This Massive Open Online Course (MOOC) takes a deep dive into how often children are exposed to the newest technological developments and, through a human rights approach, promotes a more ethical, human-centric, and accessible tech-infused future.
The MOOC is free and open to participants from around the world who are actively interested and engaged in children’s rights and how they are considered in relation to technologies. Auditors can complete any or all the parts of the course at their own pace, but will not receive a certificate.
By way of a MOOC, they aim to provide a coherent overview of the current discussions, regulations, and known implications of children’s relationships to technology in the digital age. They also aim to close the gap in knowledge and a lack of accessibility of existing knowledge to a wider audience.
The course is articulated in five modules:
- Module 1 introduces the main concepts the MOOC will address. Starting with an overview of children’s rights, it then moves to explain the key technologies of Artificial Intelligence (AI) and biometrics as focal points in the MOOC’s discussion of children’s rights and new technologies. It will explore how these technologies impact children in unprecedented ways.
- Module 2 focuses on children’s right to privacy and data protection, examining the legal instruments and international recommendations that exist in this regard. It will then provide examples of how technologies interfere with children’s rights to privacy and data protection in areas such as facial recognition, biometric data collection and advertising.
- Module 3 delves into the linkages between early-childhood development and new technologies and examines the right to play in the digital age. In addition to providing insights into the legal instruments and recommendations in this field, it will include a case study on smart toys research.
- Module 4 explores what the right to education means in the digital era. A legal overview will be provided before examining examples of AI and facial recognition in the classroom in addition to positive examples of educational technology and discussing how these technologies fit into preparing children for the future workplace.

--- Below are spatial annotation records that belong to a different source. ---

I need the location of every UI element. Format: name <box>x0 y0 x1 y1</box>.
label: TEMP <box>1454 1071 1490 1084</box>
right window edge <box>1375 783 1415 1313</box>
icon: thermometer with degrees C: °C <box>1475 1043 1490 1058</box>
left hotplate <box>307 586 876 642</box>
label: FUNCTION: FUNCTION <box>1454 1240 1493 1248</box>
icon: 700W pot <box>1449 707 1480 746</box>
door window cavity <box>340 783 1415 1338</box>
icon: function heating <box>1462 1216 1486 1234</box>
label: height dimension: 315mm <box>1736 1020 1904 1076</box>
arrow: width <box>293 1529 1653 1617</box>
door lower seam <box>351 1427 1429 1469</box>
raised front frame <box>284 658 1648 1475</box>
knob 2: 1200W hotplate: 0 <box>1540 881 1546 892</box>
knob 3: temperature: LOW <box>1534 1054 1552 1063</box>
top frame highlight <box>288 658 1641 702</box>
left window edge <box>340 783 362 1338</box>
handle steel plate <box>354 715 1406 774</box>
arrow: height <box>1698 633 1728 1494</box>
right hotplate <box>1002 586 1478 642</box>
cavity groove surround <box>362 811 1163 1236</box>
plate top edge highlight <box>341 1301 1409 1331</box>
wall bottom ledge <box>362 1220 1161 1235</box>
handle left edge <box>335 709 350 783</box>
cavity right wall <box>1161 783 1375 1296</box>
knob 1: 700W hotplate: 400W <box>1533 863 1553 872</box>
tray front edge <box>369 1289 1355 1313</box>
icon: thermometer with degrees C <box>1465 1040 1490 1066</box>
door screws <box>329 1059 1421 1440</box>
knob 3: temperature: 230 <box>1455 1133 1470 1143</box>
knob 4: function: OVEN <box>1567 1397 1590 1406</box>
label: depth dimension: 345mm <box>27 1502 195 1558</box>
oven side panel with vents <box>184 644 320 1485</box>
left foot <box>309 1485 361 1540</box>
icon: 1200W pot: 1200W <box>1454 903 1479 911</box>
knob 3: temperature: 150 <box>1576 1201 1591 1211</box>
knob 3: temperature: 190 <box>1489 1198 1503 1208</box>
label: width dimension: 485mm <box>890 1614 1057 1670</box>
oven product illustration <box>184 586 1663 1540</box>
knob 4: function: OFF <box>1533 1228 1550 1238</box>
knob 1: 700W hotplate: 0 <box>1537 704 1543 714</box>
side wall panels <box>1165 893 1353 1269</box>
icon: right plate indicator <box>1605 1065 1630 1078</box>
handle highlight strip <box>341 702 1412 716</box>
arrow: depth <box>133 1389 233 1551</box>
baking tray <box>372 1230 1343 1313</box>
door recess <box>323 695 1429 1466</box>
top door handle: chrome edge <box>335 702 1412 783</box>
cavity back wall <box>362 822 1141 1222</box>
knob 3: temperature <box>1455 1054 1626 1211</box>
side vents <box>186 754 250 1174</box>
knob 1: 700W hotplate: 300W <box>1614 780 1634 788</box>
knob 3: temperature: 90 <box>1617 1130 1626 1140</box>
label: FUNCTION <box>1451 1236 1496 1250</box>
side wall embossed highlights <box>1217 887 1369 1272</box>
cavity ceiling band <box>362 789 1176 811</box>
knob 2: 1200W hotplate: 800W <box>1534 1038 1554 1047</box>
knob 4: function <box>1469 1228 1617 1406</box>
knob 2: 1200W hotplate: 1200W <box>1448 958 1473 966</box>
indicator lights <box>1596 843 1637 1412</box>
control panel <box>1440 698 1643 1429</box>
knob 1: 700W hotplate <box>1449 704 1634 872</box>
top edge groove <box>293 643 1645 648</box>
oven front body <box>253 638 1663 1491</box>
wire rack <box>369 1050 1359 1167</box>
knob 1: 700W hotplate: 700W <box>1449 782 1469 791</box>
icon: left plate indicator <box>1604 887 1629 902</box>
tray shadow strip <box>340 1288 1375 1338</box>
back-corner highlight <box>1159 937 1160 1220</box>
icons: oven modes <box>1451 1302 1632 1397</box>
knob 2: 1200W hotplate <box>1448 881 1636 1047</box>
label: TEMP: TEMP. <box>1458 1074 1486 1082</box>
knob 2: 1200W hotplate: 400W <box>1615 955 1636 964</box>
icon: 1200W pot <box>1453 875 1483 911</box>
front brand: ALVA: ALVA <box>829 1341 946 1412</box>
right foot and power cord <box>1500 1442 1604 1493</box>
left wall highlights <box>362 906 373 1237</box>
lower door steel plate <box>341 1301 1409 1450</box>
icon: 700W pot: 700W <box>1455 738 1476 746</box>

- Module 5 investigates positive and negative developments in the field of new technologies and children’s right to health and safety, with particular focus on digital health and child online exploitation.
Methodology: The course encompasses a 5-week period. Participants are expected to engage in approximately 30 hours of active learning through readings, videos, webinars, discussions, and quizzes. Case studies and examples from different areas of the world and on different themes will be used to identify cross-regional and cross-cutting issues and enable a global and multidimensional understanding of the topic.
Upon completion of this course participants will have gained:
- Knowledge about the developing international standards for the protection of the human rights of children in the context of AI & biometrics–concerning privacy, education, surveillance and more
- Awareness of the latest research concerning how technology is impacting childhood development and what questions are still unanswered
- Information on modern contextual situations, examples, and case studies from different regions of the world
- Understanding of challenges and limitations in the current environment as it relates to research, regulation, and technological development with a human rights approach
- The ability to identify some legal, political and social strategies to safeguard the human rights of children in relation to data protection and mindful technological integration
- Knowledge of recommendations for families, businesses and governments to bring about change and improvements both at home and in society at large.
Global Campus of Human Rights designed this course for participants (students, researchers, educators, children, parents, concerned citizens, politicians, media professionals, tech developers/experts/companies, and governmental/inter-governmental/non-governmental actors) around the world who are actively interested and engaged in children’s rights and how they are considered in relation to technologies that already permeate society, but also those technologies that are in development and how they may impact this particular age group.